Those Were the Days: A Salute to Joe Tooley


I’ve met many people in my life, but none compared to the energy that Mr. Joe Tooley generated every day. This guy was a walking generator that never slowed down! Joe had lost his parents at an early age, but he taught us that we could get a good education due to American freedoms.

He graduated from Baylor University then graduated from Baylor Medical Pharmacy School. Joe had always wanted to have his own pharmacy and, in 1935, bought Richard’s Drug Store, which was for sale. He encouraged us kids that worked for him to appreciate our ltfe and use it for good.

When I met Mr. Tooley, Richard’s Drug Store owner, I was twelve years old. His pharmacy was located in downtown Pampa., Texas.

I had an afternoon paper route, but it only took up an hour of my time each day. Mr. Tooley hired me to deliver drugstore “stuff” to his customers and shut-ins. I enjoyed riding my bike, because it got me out of his store doing the stocking.

His wife went by “Doty” and worked at the store, and they were very kind and shared their viewpoint on life with me. I found out that Joe was part Choctaw Indian, born in the Oklahoma Indian Territory in July 1907 (Oklahoma did not join the US until November 1907 .) Both of these people were small in stature. Joe was 5’3,” and Dorothy was only 4’9”. However, these two folks had enough energy for five people, and it was infectious; it gave lots of “get up and go” to the rest of us. He met Dorothy E Harper, born in Logan, Kansas, but grew up in Pampa and married her in 1932.

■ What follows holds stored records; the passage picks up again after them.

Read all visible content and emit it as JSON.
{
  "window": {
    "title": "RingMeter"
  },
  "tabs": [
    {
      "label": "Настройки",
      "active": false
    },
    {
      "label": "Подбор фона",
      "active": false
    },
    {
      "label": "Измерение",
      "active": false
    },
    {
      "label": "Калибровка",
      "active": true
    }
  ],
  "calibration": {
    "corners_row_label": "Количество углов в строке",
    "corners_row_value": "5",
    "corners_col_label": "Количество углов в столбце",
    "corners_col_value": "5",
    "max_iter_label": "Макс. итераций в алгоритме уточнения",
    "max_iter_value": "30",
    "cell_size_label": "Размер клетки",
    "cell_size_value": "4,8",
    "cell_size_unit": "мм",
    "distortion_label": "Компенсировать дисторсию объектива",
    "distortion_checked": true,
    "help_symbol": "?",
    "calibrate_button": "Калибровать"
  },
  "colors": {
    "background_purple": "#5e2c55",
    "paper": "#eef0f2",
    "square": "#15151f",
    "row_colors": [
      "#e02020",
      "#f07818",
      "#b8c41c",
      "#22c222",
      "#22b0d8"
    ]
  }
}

Naturally, Joe practiced what he preached. If anybody needed a prescription and couldn’t afford it, He gave it to them and said to pay whatever they could. He also provided medical supplies such as crutches, wheelchairs, tape, gauze pads, etc.

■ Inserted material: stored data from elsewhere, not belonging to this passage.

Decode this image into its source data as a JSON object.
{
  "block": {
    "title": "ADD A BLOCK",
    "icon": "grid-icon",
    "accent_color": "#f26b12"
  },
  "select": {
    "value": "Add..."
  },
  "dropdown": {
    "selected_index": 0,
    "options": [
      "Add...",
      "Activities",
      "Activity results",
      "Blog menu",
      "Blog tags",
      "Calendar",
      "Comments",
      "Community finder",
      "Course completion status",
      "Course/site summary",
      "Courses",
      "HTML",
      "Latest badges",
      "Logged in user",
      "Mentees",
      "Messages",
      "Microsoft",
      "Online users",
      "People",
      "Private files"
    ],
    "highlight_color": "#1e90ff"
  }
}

Joe was also very active with the Lions Club. They had what was called “The Tail Twister!” His job was to find something about a member and make him admit to it and then “fine” him from $1 to $5. An example would be a member who forgot his wife’s birthday (paid $1 fine) to forgetting his wife’s wedding anniversary (fined $5). Joe had built this fund up to a reasonable amount, and the Lions used this money to help anyone in first through 12 grade that needed a pair of glasses or eye surgery.

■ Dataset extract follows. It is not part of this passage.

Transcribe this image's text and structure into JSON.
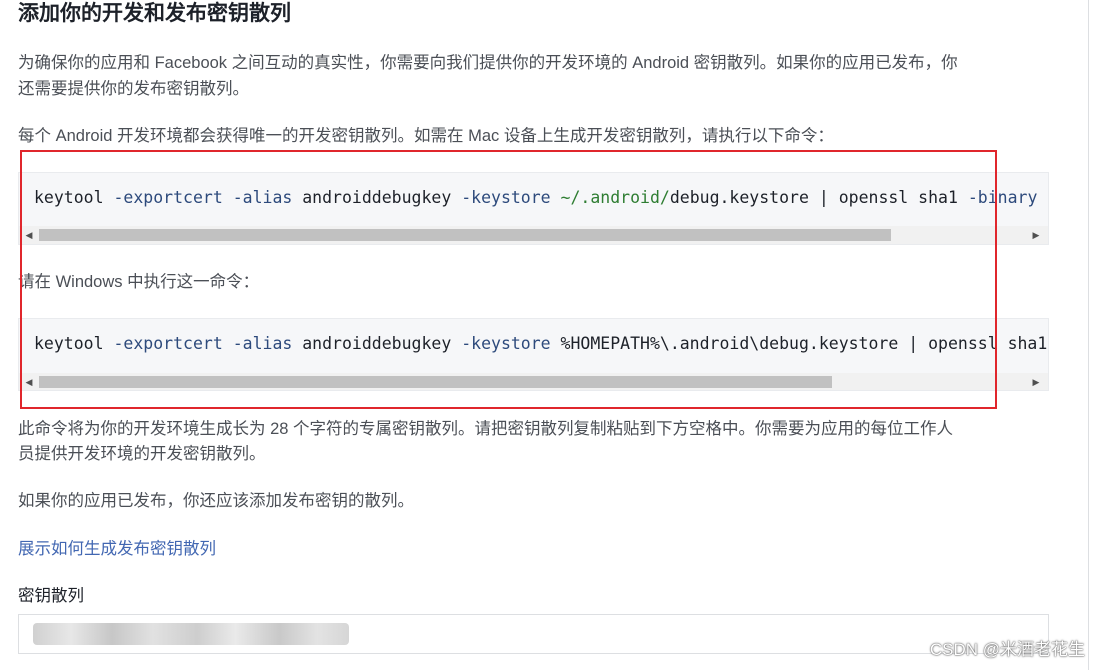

Joe even became a board member of the Texas Eye Association. Another project the Lions Club had was going door to door selling brooms. The club used the money to build a nursing home in Panhandle.

Joe Tooley and his family were members of the First Methodist Church and very active in different capacities. They had two girls, Bette Jo and Melinda Kay. Bette Jo was head cheerleader in high school in 1955. Joe opened his store at the age of 26 and sold it 40 years later.

Joe and Doty loved the circus throughout their life. If ever one was close by, he and his family were there. He liked it so much that when he retired he and his wife moved to Gainesville, Texas, where the circus resided in the wintertime.

Joe passed away at the age of 76 in 1983. He was a wonderful mentor and example to all who knew him.